CAA and ARIA revisited
Dr. Steven Greenberg is most likely the most knowledgeable expert in the world concerning cerebral amyloid angiopathy (CAA) and the vascular pathology associated with Alzheimer’s disease. Earlier this week, I had the honor of joining him by Zoom in speaking at the National Institute of Neurological Disease and Stroke’s Clinical Neuroscience Grand Rounds about amyloid-related imaging abnormalities (ARIA) caused by anti-amyloid therapy. I began by presenting my own case of severe ARIA associated with aducanumab in a clinical trial. I have previously written about these events in chapter 13 of A Tattoo on my Brain: A Neurologist’s Personal Battle against Alzheimer’s Disease, and Dr. Gil Rabinovici and his group at UCSF wrote a detailed case study published in Alzheimer’s & Dementia.

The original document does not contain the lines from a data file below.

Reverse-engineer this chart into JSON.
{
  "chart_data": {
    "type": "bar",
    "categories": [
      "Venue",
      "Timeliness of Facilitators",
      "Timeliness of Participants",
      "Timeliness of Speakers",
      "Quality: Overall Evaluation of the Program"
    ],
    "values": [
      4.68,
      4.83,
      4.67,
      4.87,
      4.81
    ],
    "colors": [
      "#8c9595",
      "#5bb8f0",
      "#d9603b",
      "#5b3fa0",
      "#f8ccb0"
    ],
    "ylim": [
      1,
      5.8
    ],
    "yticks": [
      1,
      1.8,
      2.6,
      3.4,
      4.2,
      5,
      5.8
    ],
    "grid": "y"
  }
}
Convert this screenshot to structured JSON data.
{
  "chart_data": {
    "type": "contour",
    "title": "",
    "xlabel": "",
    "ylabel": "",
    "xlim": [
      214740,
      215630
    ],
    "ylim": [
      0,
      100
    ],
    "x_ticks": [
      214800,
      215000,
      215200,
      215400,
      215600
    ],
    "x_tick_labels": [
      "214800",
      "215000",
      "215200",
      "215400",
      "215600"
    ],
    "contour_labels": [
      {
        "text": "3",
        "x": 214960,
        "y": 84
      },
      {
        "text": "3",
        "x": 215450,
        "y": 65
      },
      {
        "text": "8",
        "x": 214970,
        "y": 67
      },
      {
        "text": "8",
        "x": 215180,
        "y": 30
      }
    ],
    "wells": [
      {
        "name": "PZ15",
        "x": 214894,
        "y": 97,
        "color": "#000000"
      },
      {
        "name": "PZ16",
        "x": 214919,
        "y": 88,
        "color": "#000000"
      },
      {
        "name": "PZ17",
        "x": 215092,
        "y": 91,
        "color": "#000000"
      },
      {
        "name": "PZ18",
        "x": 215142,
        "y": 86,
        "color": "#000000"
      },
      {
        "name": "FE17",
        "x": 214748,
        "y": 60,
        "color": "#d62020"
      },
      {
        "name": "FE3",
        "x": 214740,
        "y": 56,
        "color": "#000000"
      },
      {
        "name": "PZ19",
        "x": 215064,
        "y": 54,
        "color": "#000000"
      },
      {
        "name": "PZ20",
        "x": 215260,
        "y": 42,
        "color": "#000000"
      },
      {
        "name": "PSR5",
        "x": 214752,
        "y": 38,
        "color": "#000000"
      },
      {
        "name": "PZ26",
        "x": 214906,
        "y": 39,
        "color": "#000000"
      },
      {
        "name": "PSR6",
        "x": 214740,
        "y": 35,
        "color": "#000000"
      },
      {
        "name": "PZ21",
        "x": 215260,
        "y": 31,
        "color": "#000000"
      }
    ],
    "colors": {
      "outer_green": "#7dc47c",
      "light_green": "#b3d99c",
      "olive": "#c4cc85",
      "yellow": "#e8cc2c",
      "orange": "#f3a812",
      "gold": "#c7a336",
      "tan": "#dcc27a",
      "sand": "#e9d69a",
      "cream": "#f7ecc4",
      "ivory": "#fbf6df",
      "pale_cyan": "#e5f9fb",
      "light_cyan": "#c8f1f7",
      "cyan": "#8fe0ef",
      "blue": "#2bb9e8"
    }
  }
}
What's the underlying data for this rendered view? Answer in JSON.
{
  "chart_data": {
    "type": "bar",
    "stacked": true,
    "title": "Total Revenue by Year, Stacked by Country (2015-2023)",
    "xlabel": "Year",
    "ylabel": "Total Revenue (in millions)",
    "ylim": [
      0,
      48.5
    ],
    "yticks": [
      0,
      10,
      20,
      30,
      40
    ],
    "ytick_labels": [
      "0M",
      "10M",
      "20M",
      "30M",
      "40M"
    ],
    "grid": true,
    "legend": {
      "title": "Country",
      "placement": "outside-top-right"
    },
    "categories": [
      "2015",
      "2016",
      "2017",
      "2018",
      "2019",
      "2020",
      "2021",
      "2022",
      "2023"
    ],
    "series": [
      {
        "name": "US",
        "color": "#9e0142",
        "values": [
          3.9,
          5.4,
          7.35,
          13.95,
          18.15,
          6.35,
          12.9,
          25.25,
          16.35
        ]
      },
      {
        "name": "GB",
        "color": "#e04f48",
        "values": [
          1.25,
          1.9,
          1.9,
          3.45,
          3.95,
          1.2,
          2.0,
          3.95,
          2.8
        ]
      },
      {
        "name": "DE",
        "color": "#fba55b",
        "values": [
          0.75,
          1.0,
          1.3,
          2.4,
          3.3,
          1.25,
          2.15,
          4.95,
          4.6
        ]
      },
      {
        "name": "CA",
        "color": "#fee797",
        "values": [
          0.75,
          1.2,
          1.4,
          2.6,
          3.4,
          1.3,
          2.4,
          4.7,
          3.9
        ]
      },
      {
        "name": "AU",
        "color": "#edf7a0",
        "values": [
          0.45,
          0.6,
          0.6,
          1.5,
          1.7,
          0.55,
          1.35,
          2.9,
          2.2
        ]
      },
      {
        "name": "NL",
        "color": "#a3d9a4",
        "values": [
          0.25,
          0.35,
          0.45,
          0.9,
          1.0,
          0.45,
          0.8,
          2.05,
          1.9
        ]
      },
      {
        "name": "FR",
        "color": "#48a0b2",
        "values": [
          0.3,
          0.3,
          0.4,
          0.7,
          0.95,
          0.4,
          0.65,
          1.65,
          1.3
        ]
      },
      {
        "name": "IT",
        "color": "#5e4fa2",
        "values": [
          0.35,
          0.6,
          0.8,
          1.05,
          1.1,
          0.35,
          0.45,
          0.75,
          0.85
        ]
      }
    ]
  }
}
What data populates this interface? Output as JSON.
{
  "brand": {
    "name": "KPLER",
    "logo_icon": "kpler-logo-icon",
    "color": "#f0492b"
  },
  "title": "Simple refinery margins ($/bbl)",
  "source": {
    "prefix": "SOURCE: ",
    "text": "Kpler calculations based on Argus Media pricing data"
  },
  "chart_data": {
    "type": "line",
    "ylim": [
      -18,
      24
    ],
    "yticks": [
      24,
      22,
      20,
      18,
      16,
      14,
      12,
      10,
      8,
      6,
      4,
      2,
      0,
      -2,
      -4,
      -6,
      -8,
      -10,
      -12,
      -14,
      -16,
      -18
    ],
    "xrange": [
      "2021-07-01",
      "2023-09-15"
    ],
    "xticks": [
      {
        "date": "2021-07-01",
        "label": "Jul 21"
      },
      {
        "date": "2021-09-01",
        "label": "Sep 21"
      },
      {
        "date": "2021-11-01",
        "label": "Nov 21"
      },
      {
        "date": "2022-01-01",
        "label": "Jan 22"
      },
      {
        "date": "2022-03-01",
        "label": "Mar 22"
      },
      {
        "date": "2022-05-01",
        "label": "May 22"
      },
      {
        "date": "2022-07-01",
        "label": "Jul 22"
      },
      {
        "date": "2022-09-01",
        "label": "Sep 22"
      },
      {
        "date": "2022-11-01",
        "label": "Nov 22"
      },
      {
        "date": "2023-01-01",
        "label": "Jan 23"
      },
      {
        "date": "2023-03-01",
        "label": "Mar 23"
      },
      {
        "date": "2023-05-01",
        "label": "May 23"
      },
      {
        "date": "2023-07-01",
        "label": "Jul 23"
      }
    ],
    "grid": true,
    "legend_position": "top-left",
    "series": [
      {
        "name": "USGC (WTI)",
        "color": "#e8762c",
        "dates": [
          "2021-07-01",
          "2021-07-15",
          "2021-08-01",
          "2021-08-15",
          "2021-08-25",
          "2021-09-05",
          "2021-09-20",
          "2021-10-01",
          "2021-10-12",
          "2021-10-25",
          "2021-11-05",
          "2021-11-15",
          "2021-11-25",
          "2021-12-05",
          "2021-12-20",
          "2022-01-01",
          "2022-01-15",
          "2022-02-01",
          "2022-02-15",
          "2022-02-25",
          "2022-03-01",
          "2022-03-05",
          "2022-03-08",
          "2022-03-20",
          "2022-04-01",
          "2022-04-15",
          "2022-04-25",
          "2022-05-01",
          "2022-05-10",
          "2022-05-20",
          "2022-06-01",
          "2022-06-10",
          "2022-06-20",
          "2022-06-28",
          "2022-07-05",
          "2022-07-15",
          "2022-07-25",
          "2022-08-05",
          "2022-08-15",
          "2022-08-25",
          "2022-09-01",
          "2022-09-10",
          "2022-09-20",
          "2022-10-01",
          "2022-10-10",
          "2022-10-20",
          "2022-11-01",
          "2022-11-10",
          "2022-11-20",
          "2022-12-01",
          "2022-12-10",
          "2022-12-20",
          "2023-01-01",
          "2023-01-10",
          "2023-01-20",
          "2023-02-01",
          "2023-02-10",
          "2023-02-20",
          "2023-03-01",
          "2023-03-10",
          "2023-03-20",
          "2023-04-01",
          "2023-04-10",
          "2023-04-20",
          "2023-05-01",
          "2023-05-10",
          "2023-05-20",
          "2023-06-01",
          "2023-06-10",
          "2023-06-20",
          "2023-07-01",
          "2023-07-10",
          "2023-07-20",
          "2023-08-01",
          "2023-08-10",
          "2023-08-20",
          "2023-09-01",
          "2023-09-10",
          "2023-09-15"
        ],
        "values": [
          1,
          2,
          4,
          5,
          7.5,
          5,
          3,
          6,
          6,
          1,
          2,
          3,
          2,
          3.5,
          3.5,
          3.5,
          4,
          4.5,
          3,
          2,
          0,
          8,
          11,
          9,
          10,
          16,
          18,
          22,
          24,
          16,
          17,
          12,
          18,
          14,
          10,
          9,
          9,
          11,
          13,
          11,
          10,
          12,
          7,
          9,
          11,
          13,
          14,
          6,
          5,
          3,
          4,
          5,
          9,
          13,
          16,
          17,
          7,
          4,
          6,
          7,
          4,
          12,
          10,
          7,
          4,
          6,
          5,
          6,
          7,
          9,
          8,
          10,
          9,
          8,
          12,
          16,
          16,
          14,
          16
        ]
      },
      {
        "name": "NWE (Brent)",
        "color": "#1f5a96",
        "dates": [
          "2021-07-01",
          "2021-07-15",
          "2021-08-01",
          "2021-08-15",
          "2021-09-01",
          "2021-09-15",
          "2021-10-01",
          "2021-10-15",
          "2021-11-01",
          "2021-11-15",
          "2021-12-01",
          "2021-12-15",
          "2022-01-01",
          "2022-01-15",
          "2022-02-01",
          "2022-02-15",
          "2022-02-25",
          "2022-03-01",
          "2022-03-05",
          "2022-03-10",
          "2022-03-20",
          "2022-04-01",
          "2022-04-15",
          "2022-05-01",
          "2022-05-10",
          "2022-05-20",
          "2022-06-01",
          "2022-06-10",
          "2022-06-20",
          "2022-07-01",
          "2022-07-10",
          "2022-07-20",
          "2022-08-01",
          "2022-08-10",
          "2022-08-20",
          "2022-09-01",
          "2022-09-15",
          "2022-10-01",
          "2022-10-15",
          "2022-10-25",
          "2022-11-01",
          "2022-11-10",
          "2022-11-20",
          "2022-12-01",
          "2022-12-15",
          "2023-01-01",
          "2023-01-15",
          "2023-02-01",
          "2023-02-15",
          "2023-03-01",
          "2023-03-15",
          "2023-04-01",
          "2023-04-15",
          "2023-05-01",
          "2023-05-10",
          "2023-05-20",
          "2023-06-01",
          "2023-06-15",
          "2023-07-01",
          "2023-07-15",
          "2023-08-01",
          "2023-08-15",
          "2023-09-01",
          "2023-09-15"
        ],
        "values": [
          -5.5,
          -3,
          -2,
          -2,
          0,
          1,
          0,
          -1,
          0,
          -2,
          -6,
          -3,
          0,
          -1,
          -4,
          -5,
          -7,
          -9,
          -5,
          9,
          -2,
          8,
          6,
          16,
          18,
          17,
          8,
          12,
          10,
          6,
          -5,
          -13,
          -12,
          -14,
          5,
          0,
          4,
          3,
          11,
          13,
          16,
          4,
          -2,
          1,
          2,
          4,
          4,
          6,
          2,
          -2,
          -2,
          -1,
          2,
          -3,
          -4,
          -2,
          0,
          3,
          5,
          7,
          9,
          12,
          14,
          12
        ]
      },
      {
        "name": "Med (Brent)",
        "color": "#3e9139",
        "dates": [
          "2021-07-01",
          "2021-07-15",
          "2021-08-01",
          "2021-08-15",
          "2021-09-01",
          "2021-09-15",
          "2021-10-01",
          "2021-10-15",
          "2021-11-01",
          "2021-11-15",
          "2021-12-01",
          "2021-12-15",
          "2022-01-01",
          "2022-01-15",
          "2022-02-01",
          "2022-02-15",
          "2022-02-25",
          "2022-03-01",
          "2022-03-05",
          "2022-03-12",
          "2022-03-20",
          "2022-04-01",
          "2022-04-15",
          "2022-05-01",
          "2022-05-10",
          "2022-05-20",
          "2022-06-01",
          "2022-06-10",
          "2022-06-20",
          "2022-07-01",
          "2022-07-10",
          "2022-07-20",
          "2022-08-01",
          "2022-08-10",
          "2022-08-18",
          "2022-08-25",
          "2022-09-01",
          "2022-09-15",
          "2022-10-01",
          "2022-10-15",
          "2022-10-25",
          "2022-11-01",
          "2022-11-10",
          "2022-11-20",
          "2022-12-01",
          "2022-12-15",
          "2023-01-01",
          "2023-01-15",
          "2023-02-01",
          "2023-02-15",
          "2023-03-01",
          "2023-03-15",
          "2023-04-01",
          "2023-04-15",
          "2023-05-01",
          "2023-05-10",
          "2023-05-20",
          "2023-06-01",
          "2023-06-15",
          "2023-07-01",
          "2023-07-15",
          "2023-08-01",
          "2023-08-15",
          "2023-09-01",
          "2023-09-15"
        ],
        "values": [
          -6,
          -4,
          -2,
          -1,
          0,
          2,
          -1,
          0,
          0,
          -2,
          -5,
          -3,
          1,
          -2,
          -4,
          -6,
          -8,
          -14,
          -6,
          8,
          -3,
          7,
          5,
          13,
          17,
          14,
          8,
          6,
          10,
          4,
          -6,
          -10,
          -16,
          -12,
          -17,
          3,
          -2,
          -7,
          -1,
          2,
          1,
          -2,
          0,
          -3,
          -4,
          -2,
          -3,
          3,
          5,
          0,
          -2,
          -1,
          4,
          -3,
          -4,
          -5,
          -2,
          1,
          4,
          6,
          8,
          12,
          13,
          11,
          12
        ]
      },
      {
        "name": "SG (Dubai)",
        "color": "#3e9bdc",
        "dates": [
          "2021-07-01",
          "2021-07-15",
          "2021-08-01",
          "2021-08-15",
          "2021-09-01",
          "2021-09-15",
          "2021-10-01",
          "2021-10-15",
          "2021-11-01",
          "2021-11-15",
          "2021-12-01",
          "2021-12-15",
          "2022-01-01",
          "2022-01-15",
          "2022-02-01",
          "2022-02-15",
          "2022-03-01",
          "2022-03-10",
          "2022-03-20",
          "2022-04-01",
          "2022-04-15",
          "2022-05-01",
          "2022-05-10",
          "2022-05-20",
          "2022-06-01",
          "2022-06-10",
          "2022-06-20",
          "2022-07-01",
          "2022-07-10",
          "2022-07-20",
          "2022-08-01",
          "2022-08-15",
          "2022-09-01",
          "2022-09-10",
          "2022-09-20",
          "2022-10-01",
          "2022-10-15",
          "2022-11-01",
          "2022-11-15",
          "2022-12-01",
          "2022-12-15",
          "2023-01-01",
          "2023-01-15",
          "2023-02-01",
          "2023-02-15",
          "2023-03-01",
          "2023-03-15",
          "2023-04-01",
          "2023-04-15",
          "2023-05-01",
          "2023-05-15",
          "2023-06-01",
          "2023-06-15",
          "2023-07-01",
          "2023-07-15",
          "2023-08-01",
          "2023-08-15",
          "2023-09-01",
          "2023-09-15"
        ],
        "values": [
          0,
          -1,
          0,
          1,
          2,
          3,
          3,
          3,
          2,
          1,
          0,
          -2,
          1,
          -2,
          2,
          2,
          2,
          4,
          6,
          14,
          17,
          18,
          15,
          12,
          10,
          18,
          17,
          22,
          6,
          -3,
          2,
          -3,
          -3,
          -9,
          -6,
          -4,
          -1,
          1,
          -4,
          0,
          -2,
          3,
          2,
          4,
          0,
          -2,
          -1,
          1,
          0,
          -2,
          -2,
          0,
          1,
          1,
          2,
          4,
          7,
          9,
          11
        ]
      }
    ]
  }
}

This MRI of my brain was done about a week after the onset of my symptoms. Panel A demonstrates MRI-FLAIR images in which water in the brain appears white. All of the fluffy white areas are edema, swelling of the brain. All lobes of the cortex had evidence of edema, so-called ARIA-e. Panel B is a sequence sensitive to iron in blood. The tiny dark dots on both sides of the brain are micro-hemorrhages, ARIA-h. Panel C was taken after injection of iv contrast demonstrating tiny white dots due to leakage of fluid in the same areas as the microhemorrhages.
These FLAIR MRI done over a sixth month period show a slight increase in brain swelling between January 12 and January 29. High dose iv steroids were than administered, and my symptoms of headache and trouble reading gradually improved along with the MRI scans until I was back to baseline within 6 months. Note how my MOCA score (Montreal Cognitive Assessment) was essentially normal at baseline, dropped to an abnormal 22 at the peak of brain swelling, and finally returned to normal at six months.
After my 20-minutes case presentation, Dr. Greenberg took over and spoke eloquently for the next hour on how CAA overlaps with Alzheimer’s disease. In CAA, beta-amyloid invades the smooth muscle in the walls of small, cerebral blood vessels increasing the chances of getting microhemorrhages indistinguishable from ARIA-h as well as large hemorrhages. CAA is one of the major causes of brain bleeding in the elderly. At autopsy, most but not all brains with CAA pathology, amyloid in the walls of small blood vessels and inflammation of the brain, also show signs of Alzheimer’s disease, amyloid plaques and neurofibrillary tangles. The opposite is also true: most brains showing Alzheimer’s pathology at autopsy also have evidence of CAA. There is a strong overlap. In fact, the serious cases of ARIA during treatment with anti-amyloid monoclonal antibodies like aducanumab, lecanumab and donanemab, both edema and microhemorrhages, may be due to weakened smooth muscle in small brain blood vessels caused by CAA. For more on this fascinating topic, I strongly recommend reading Dr. Greenberg’s review paper: Greenberg SM, et al. Cerebral amyloid angiopathy and Alzheimer disease – one peptide, two pathways. Nat Rev Neurol. 2020 Jan;16(1):30-42.
Fascinating! Watching this case and hoping for a slowing to perhaps even a better result, whatever that might be.